PRÉADAPTATION
Reformulation du concept de préadaptation
Depuis la fin des années 1950, la préadaptation a été redéfinie (notamment par Ernst Mayr) comme étant la capacité d'un caractère (anatomique, physiologique, éthologique, ou autre) à être utilisé par l'organisme pour une autre fonction que celle qu'il avait à l'origine. Plusieurs auteurs, par exemple, croient que les plumes des ancêtres des oiseaux ont d'abord surtout joué un rôle dans la régulation thermique de ces animaux, avant de devenir indispensables au vol, dont elles constituent un élément essentiel chez la plupart des espèces. En 1982, Stephen Jay Gould et Elizabeth Vrba ont même suggéré d'abandonner toute utilisation du terme de préadaptation, à cause de sa connotation finaliste, et de le remplacer par celui d'« exaptation ». Ce mot devrait selon eux être utilisé pour tout caractère n'ayant pas été édifié par la sélection naturelle pour sa fonction actuelle soit qu'il ait eu antérieurement un autre rôle (aspect classique de la préadaptation), soit qu'il représente une structure non fonctionnelle.
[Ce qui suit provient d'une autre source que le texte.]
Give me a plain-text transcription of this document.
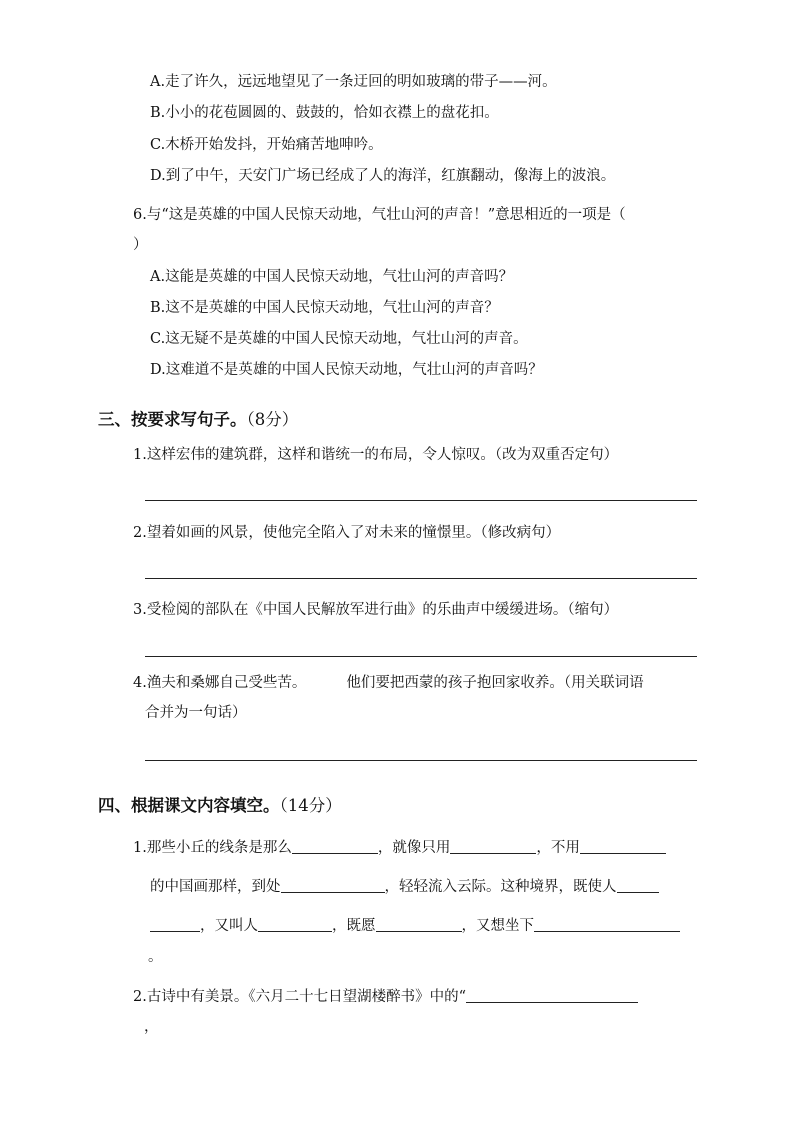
A.走了许久，远远地望见了一条迂回的明如玻璃的带子——河。
B.小小的花苞圆圆的、鼓鼓的，恰如衣襟上的盘花扣。
C.木桥开始发抖，开始痛苦地呻吟。
D.到了中午，天安门广场已经成了人的海洋，红旗翻动，像海上的波浪。
6.与“这是英雄的中国人民惊天动地，气壮山河的声音！”意思相近的一项是（
）
A.这能是英雄的中国人民惊天动地，气壮山河的声音吗？
B.这不是英雄的中国人民惊天动地，气壮山河的声音？
C.这无疑不是英雄的中国人民惊天动地，气壮山河的声音。
D.这难道不是英雄的中国人民惊天动地，气壮山河的声音吗？
三、按要求写句子。（8分）
1.这样宏伟的建筑群，这样和谐统一的布局，令人惊叹。（改为双重否定句）
2.望着如画的风景，使他完全陷入了对未来的憧憬里。（修改病句）
3.受检阅的部队在《中国人民解放军进行曲》的乐曲声中缓缓进场。（缩句）
4.渔夫和桑娜自己受些苦。	他们要把西蒙的孩子抱回家收养。（用关联词语
合并为一句话）
四、根据课文内容填空。（14分）
1.那些小丘的线条是那么	，就像只用	，不用
的中国画那样，到处	，轻轻流入云际。这种境界，既使人
，又叫人	，既愿	，又想坐下
。
2.古诗中有美景。《六月二十七日望湖楼醉书》中的“
，
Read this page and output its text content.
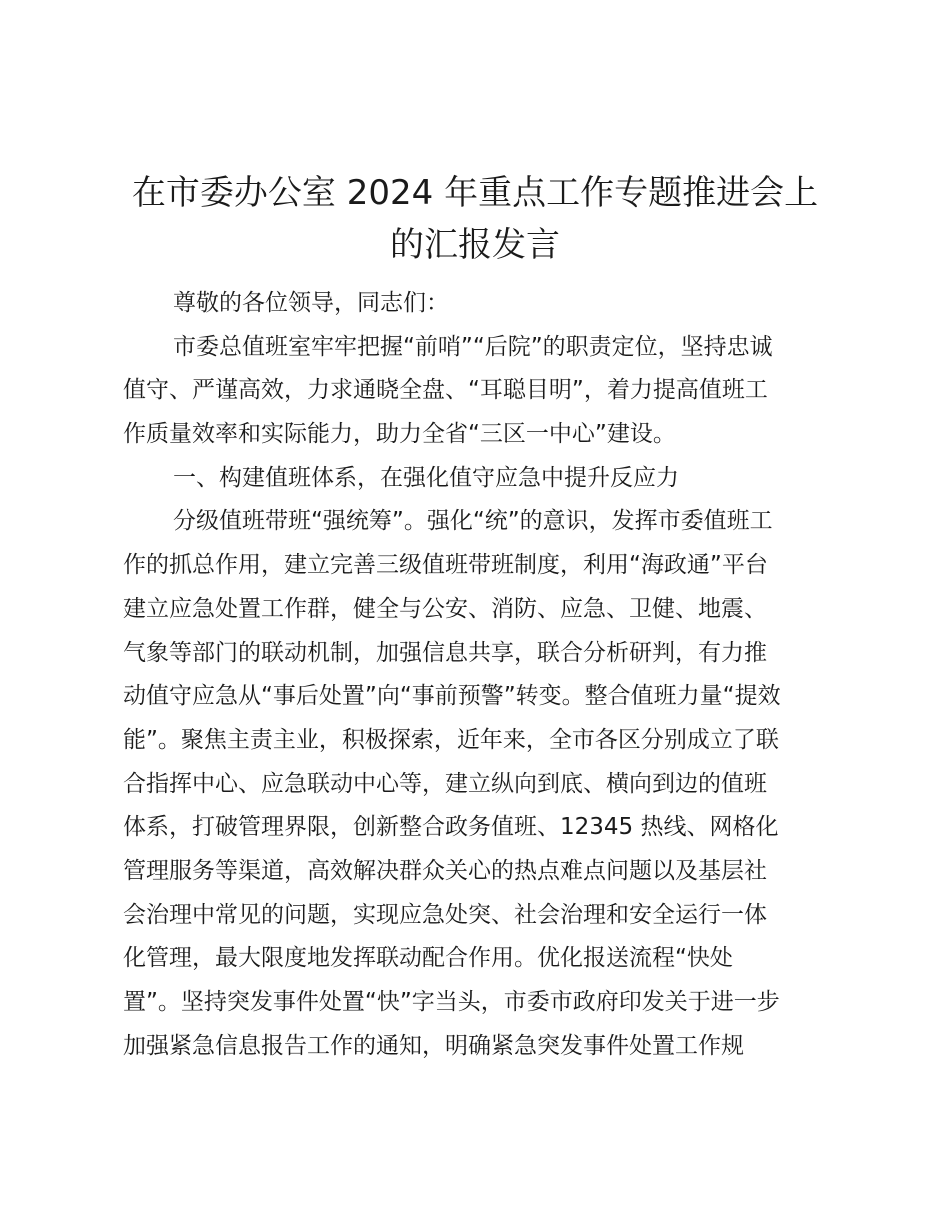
在市委办公室 2024 年重点工作专题推进会上
的汇报发言
尊敬的各位领导，同志们：
市委总值班室牢牢把握“前哨”“后院”的职责定位，坚持忠诚
值守、严谨高效，力求通晓全盘、“耳聪目明”，着力提高值班工
作质量效率和实际能力，助力全省“三区一中心”建设。
一、构建值班体系，在强化值守应急中提升反应力
分级值班带班“强统筹”。强化“统”的意识，发挥市委值班工
作的抓总作用，建立完善三级值班带班制度，利用“海政通”平台
建立应急处置工作群，健全与公安、消防、应急、卫健、地震、
气象等部门的联动机制，加强信息共享，联合分析研判，有力推
动值守应急从“事后处置”向“事前预警”转变。整合值班力量“提效
能”。聚焦主责主业，积极探索，近年来，全市各区分别成立了联
合指挥中心、应急联动中心等，建立纵向到底、横向到边的值班
体系，打破管理界限，创新整合政务值班、12345 热线、网格化
管理服务等渠道，高效解决群众关心的热点难点问题以及基层社
会治理中常见的问题，实现应急处突、社会治理和安全运行一体
化管理，最大限度地发挥联动配合作用。优化报送流程“快处
置”。坚持突发事件处置“快”字当头，市委市政府印发关于进一步
加强紧急信息报告工作的通知，明确紧急突发事件处置工作规
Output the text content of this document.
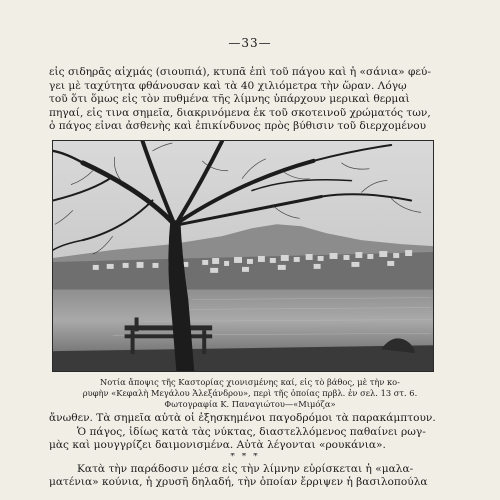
—33—

εἰς σιδηρᾶς αἰχμάς (σιουπιά), κτυπᾶ ἐπὶ τοῦ πάγου καὶ ἡ «σάνια» φεύ-

γει μὲ ταχύτητα φθάνουσαν καὶ τὰ 40 χιλιόμετρα τὴν ὥραν. Λόγῳ

τοῦ ὅτι ὅμως εἰς τὸν πυθμένα τῆς λίμνης ὑπάρχουν μερικαὶ θερμαὶ

πηγαί, εἰς τινα σημεῖα, διακρινόμενα ἐκ τοῦ σκοτεινοῦ χρώματός των,

ὁ πάγος εἶναι ἀσθενὴς καὶ ἐπικίνδυνος πρὸς βύθισιν τοῦ διερχομένου

Νοτία ἄποψις τῆς Καστορίας χιονισμένης καί, εἰς τὸ βάθος, μὲ τὴν κο-

ρυφὴν «Κεφαλὴ Μεγάλου Ἀλεξάνδρου», περὶ τῆς ὁποίας πρβλ. ἐν σελ. 13 στ. 6.

Φωτογραφία Κ. Παναγιώτου—«Μιμόζα»

ἄνωθεν. Τὰ σημεῖα αὐτὰ οἱ ἐξησκημένοι παγοδρόμοι τὰ παρακάμπτουν.

Ὁ πάγος, ἰδίως κατὰ τὰς νύκτας, διαστελλόμενος παθαίνει ρωγ-

μὰς καὶ μουγγρίζει δαιμονισμένα. Αὐτὰ λέγονται «ρουκάνια».

* * *

Κατὰ τὴν παράδοσιν μέσα εἰς τὴν λίμνην εὑρίσκεται ἡ «μαλα-

ματένια» κούνια, ἡ χρυσῆ δηλαδή, τὴν ὁποίαν ἔρριψεν ἡ βασιλοπούλα
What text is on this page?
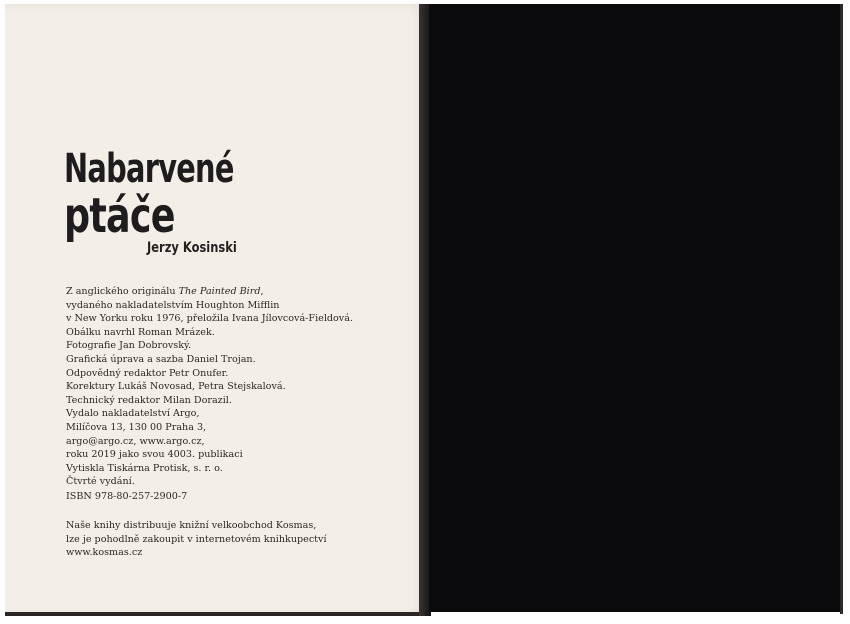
Nabarvené
ptáče
Jerzy Kosinski
Z anglického originálu The Painted Bird,
vydaného nakladatelstvím Houghton Mifflin
v New Yorku roku 1976, přeložila Ivana Jílovcová-Fieldová.
Obálku navrhl Roman Mrázek.
Fotografie Jan Dobrovský.
Grafická úprava a sazba Daniel Trojan.
Odpovědný redaktor Petr Onufer.
Korektury Lukáš Novosad, Petra Stejskalová.
Technický redaktor Milan Dorazil.
Vydalo nakladatelství Argo,
Milíčova 13, 130 00 Praha 3,
argo@argo.cz, www.argo.cz,
roku 2019 jako svou 4003. publikaci
Vytiskla Tiskárna Protisk, s. r. o.
Čtvrté vydání.
ISBN 978-80-257-2900-7
Naše knihy distribuuje knižní velkoobchod Kosmas,
lze je pohodlně zakoupit v internetovém knihkupectví
www.kosmas.cz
Certains caractères constituent en effet des conséquences annexes du développement d'adaptations particulières (comme les mamelons chez les mammifères mâles), des organes rudimentaires, rendus obsolètes par une modification de l'organisme (appendice vermiculaire chez l'homme, par exemple) ou parce qu'ils font double emploi (les diverticules œsophagiens évoquant les poumons chez certains poissons se sont convertis en vessies natatoires dans la mesure où les branchies pouvaient assurer seules la respiration). De tels dispositifs restent cependant disponibles pour une évolution ultérieure. Dans ces conditions, le terme d'adaptation serait utilisé seulement pour qualifier les caractères qui se sont développés (toujours par mutations aléatoires et sélection naturelle) à la seule fin de leur utilité présente.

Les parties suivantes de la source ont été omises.